Jeff Bezos in October 2010. (Flickr photo by Steve Jurvetson)

Would you rather have Gates, Jobs, Zuckerberg or Bezos in your corner: “Gates is doing incredible work with the Foundation, so I’d leave him be. Jobs was an incredible device visionary, and we’re building gamified niche social networks, so not a good match. Zuckerberg isn’t far from a billion users and is super focused on Facebook. While it would be incredible to have any one of them in our corner, I feel like Bezos is the guy for us.  While I wouldn’t call Amazon a social player by any means, I really appreciate Bezos’ philosophy. I can picture him saying to his executive team something like “See that mountain over the horizon? Oh, you don’t? Neither do our competitors. That’s where we’re going. I’m not particular about how we get there as long as we get there. He’s making investments based on a seven-year horizon, and he isn’t scared to be viewed as wrong in the meantime. I love his quote “We say we’re stubborn on vision and flexible on details.” I believe that if we asked what the world is going to look like in seven years, Bezos would have the most accurate description, not necessarily because he’s clairvoyant, but because he’s planting the seeds for the future today.

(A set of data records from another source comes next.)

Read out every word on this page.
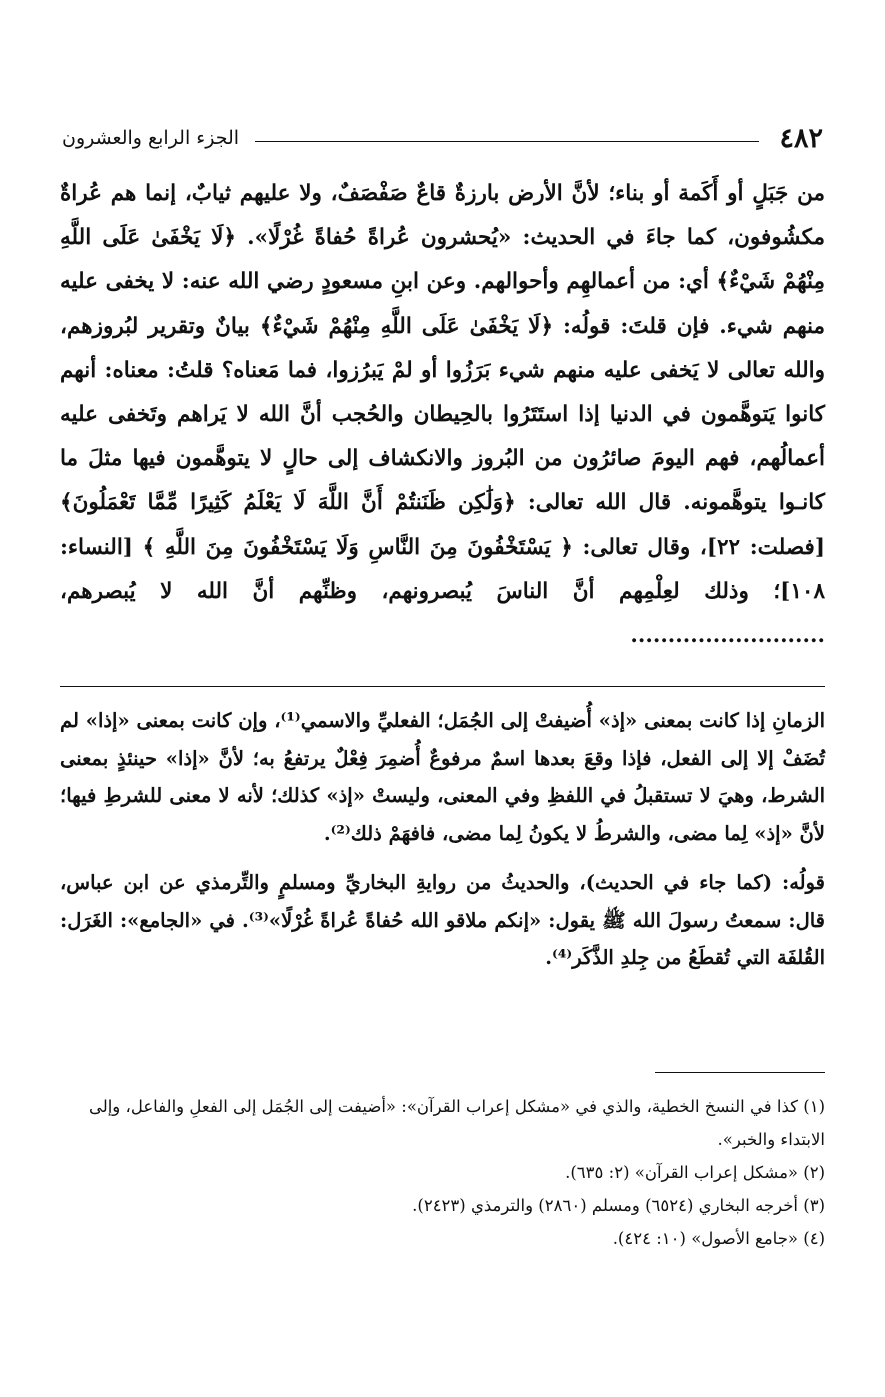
٤٨٢
الجزء الرابع والعشرون

من جَبَلٍ أو أَكَمة أو بناء؛ لأنَّ الأرض بارزةٌ قاعٌ صَفْصَفٌ، ولا عليهم ثيابٌ، إنما هم عُراةٌ مكشُوفون، كما جاءَ في الحديث: «يُحشرون عُراةً حُفاةً غُرْلًا». ﴿لَا يَخْفَىٰ عَلَى اللَّهِ مِنْهُمْ شَيْءٌ﴾ أي: من أعمالهِم وأحوالهم. وعن ابنِ مسعودٍ رضي الله عنه: لا يخفى عليه منهم شيء. فإن قلتَ: قولُه: ﴿لَا يَخْفَىٰ عَلَى اللَّهِ مِنْهُمْ شَيْءٌ﴾ بيانٌ وتقرير لبُروزهم، والله تعالى لا يَخفى عليه منهم شيء بَرَزُوا أو لمْ يَبرُزوا، فما مَعناه؟ قلتُ: معناه: أنهم كانوا يَتوهَّمون في الدنيا إذا استَتَرُوا بالحِيطان والحُجب أنَّ الله لا يَراهم وتَخفى عليه أعمالُهم، فهم اليومَ صائرُون من البُروز والانكشاف إلى حالٍ لا يتوهَّمون فيها مثلَ ما كانـوا يتوهَّمونه. قال الله تعالى: ﴿وَلَٰكِن ظَنَنتُمْ أَنَّ اللَّهَ لَا يَعْلَمُ كَثِيرًا مِّمَّا تَعْمَلُونَ﴾ [فصلت: ٢٢]، وقال تعالى: ﴿ يَسْتَخْفُونَ مِنَ النَّاسِ وَلَا يَسْتَخْفُونَ مِنَ اللَّهِ ﴾ [النساء: ١٠٨]؛ وذلك لعِلْمِهم أنَّ الناسَ يُبصرونهم، وظنِّهم أنَّ الله لا يُبصرهم، ..........................

الزمانِ إذا كانت بمعنى «إذ» أُضيفتْ إلى الجُمَل؛ الفعليِّ والاسمي⁽¹⁾، وإن كانت بمعنى «إذا» لم تُضَفْ إلا إلى الفعل، فإذا وقعَ بعدها اسمٌ مرفوعٌ أُضمِرَ فِعْلٌ يرتفعُ به؛ لأنَّ «إذا» حينئذٍ بمعنى الشرط، وهيَ لا تستقبلُ في اللفظِ وفي المعنى، وليستْ «إذ» كذلك؛ لأنه لا معنى للشرطِ فيها؛ لأنَّ «إذ» لِما مضى، والشرطُ لا يكونُ لِما مضى، فافهَمْ ذلك⁽²⁾.

قولُه: (كما جاء في الحديث)، والحديثُ من روايةِ البخاريِّ ومسلمٍ والتِّرمذي عن ابن عباس، قال: سمعتُ رسولَ الله ﷺ يقول: «إنكم ملاقو الله حُفاةً عُراةً غُرْلًا»⁽³⁾. في «الجامع»: الغَرَل: القُلفَة التي تُقطَعُ من جِلدِ الذَّكَر⁽⁴⁾.

(١) كذا في النسخ الخطية، والذي في «مشكل إعراب القرآن»: «أضيفت إلى الجُمَل إلى الفعلِ والفاعل، وإلى الابتداء والخبر».

(٢) «مشكل إعراب القرآن» (٢: ٦٣٥).

(٣) أخرجه البخاري (٦٥٢٤) ومسلم (٢٨٦٠) والترمذي (٢٤٢٣).

(٤) «جامع الأصول» (١٠: ٤٢٤).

Our world domination strategy starts when: “We push into multiple verticals. With Pop Salad we’ve already seen people who had no real interest in celebrity gossip becoming regulars. They now know that Jennifer Garner and Jessica Simpson are pregnant, that Beyonce had a Blue Ivy, that LiLo allegedly has an affinity for coke, etc. Imagine when we start driving the same type of behaviors in politics, business, sports, etc. We’ve made being informed fun and useful.”

Life inside the Georgetown offices of Salad Labs

Rivals should fear us because: “Get ready for the cliche… – we have the right team. Seriously though, we’re having a ton of fun doing this and people see that and want to be part of it. We’ve had multiple offers for people to come work for free. We’re doing crazy amounts of work, having a blast and look forward to coming to work every day because of the people. In short, rivals should fear us because we will inevitably attract their best talent.”

We are truly unique because: “The core of our development team was born out of a niche social network, exactly what Salad Labs is building. Three members of our development team met in the mid ‘90s via an e-mail list called “Tha Jungle.” It is a network of roughly 30 technologists from around the country. The three finally met in person through the formation of Salad Labs.”

The biggest hurdle we’ve overcome is: My cousin Rhet, a founder, originally headed up technology — and we hired him a boss. This could have been a huge blow-up, and it often is for lots of startups. I’m not saying we didn’t have tough and uncomfortable conversations; we did.  Because we believe in what we’re building, because we have a cause or purpose greater than our individual selves, Rhet fell on the sword and made the sacrifice in the interest of Salad Labs. He actually identified the person we hired to be his boss. Turns out they’ve known each other online for ten years. I feel Rhet gained a tremendous amount of respect and admiration for what he did.”

What’s the one piece of advice you’d give to other entrepreneurs just starting out: “Figure out what your core beliefs and or values are and be very vocal about them. By being extremely clear about your beliefs, you tend to attract people who believe the same things. This helps to build an extremely aligned and dedicated team, the type of team who will make huge sacrifices for the cause.”

[Editor’s note: Pop Salad is a sponsor of the Seattle 2.0 Awards, presented by GeekWire].